Cisco revenues from security slow
To mitigate its troubles in networking, Cisco has been focusing on high-growth areas in the tech industry, such as the internet of things, technology for connecting data centers to the cloud and security. In security, Cisco’s revenues failed to meet analysts’ expectations for the July quarter, reporting 3% growth, which was significantly less than the 16% increase a year ago and the 9% growth in the previous quarter.
Despite the slowdown, Robbins said he had “zero concerns about the business,” because the company has recently recorded “some of the strongest order growth as we’ve seen in the last two years.”
Cisco’s approach to security is to sell it as part of an overall purchase of networking infrastructure, and not as a solo product. As a result, security sales will tend to move up or down depending on sales of switches and other products.

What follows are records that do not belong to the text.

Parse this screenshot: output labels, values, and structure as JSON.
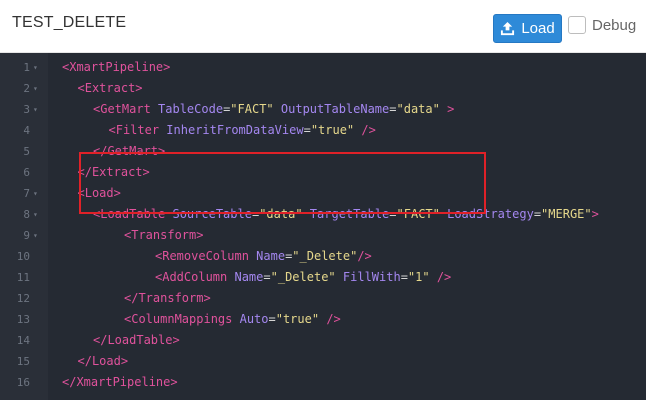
{
  "header": {
    "title": "TEST_DELETE",
    "load_label": "Load",
    "debug_label": "Debug",
    "accent_color": "#2e8ad8"
  },
  "editor": {
    "lines": [
      {
        "n": "1",
        "fold": true,
        "indent": 0,
        "parts": [
          [
            "tag",
            "<XmartPipeline>"
          ]
        ]
      },
      {
        "n": "2",
        "fold": true,
        "indent": 1,
        "parts": [
          [
            "tag",
            "<Extract>"
          ]
        ]
      },
      {
        "n": "3",
        "fold": true,
        "indent": 2,
        "parts": [
          [
            "tag",
            "<GetMart "
          ],
          [
            "attr",
            "TableCode"
          ],
          [
            "txt",
            "="
          ],
          [
            "str",
            "\"FACT\""
          ],
          [
            "txt",
            " "
          ],
          [
            "attr",
            "OutputTableName"
          ],
          [
            "txt",
            "="
          ],
          [
            "str",
            "\"data\""
          ],
          [
            "tag",
            " >"
          ]
        ]
      },
      {
        "n": "4",
        "fold": false,
        "indent": 3,
        "parts": [
          [
            "tag",
            "<Filter "
          ],
          [
            "attr",
            "InheritFromDataView"
          ],
          [
            "txt",
            "="
          ],
          [
            "str",
            "\"true\""
          ],
          [
            "tag",
            " />"
          ]
        ]
      },
      {
        "n": "5",
        "fold": false,
        "indent": 2,
        "parts": [
          [
            "tag",
            "</GetMart>"
          ]
        ]
      },
      {
        "n": "6",
        "fold": false,
        "indent": 1,
        "parts": [
          [
            "tag",
            "</Extract>"
          ]
        ]
      },
      {
        "n": "7",
        "fold": true,
        "indent": 1,
        "parts": [
          [
            "tag",
            "<Load>"
          ]
        ]
      },
      {
        "n": "8",
        "fold": true,
        "indent": 2,
        "parts": [
          [
            "tag",
            "<LoadTable "
          ],
          [
            "attr",
            "SourceTable"
          ],
          [
            "txt",
            "="
          ],
          [
            "str",
            "\"data\""
          ],
          [
            "txt",
            " "
          ],
          [
            "attr",
            "TargetTable"
          ],
          [
            "txt",
            "="
          ],
          [
            "str",
            "\"FACT\""
          ],
          [
            "txt",
            " "
          ],
          [
            "attr",
            "LoadStrategy"
          ],
          [
            "txt",
            "="
          ],
          [
            "str",
            "\"MERGE\""
          ],
          [
            "tag",
            ">"
          ]
        ]
      },
      {
        "n": "9",
        "fold": true,
        "indent": 4,
        "parts": [
          [
            "tag",
            "<Transform>"
          ]
        ]
      },
      {
        "n": "10",
        "fold": false,
        "indent": 6,
        "parts": [
          [
            "tag",
            "<RemoveColumn "
          ],
          [
            "attr",
            "Name"
          ],
          [
            "txt",
            "="
          ],
          [
            "str",
            "\"_Delete\""
          ],
          [
            "tag",
            "/>"
          ]
        ]
      },
      {
        "n": "11",
        "fold": false,
        "indent": 6,
        "parts": [
          [
            "tag",
            "<AddColumn "
          ],
          [
            "attr",
            "Name"
          ],
          [
            "txt",
            "="
          ],
          [
            "str",
            "\"_Delete\""
          ],
          [
            "txt",
            " "
          ],
          [
            "attr",
            "FillWith"
          ],
          [
            "txt",
            "="
          ],
          [
            "str",
            "\"1\""
          ],
          [
            "tag",
            " />"
          ]
        ]
      },
      {
        "n": "12",
        "fold": false,
        "indent": 4,
        "parts": [
          [
            "tag",
            "</Transform>"
          ]
        ]
      },
      {
        "n": "13",
        "fold": false,
        "indent": 4,
        "parts": [
          [
            "tag",
            "<ColumnMappings "
          ],
          [
            "attr",
            "Auto"
          ],
          [
            "txt",
            "="
          ],
          [
            "str",
            "\"true\""
          ],
          [
            "tag",
            " />"
          ]
        ]
      },
      {
        "n": "14",
        "fold": false,
        "indent": 2,
        "parts": [
          [
            "tag",
            "</LoadTable>"
          ]
        ]
      },
      {
        "n": "15",
        "fold": false,
        "indent": 1,
        "parts": [
          [
            "tag",
            "</Load>"
          ]
        ]
      },
      {
        "n": "16",
        "fold": false,
        "indent": 0,
        "parts": [
          [
            "tag",
            "</XmartPipeline>"
          ]
        ]
      }
    ],
    "highlight_color": "#e02128"
  }
}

“I think we should wait a few quarters to see where this goes,” said Patrick Moorhead, an analyst with Moor Insights & Strategy, based in Austin, Texas. “The security products are so linked to their networking products that we didn’t see the numbers that the street [Wall Street] had expected.”
If Moorhead has it right, then security sales will improve as sales of switches head north. But indicators are Cisco has yet to reach the bottom.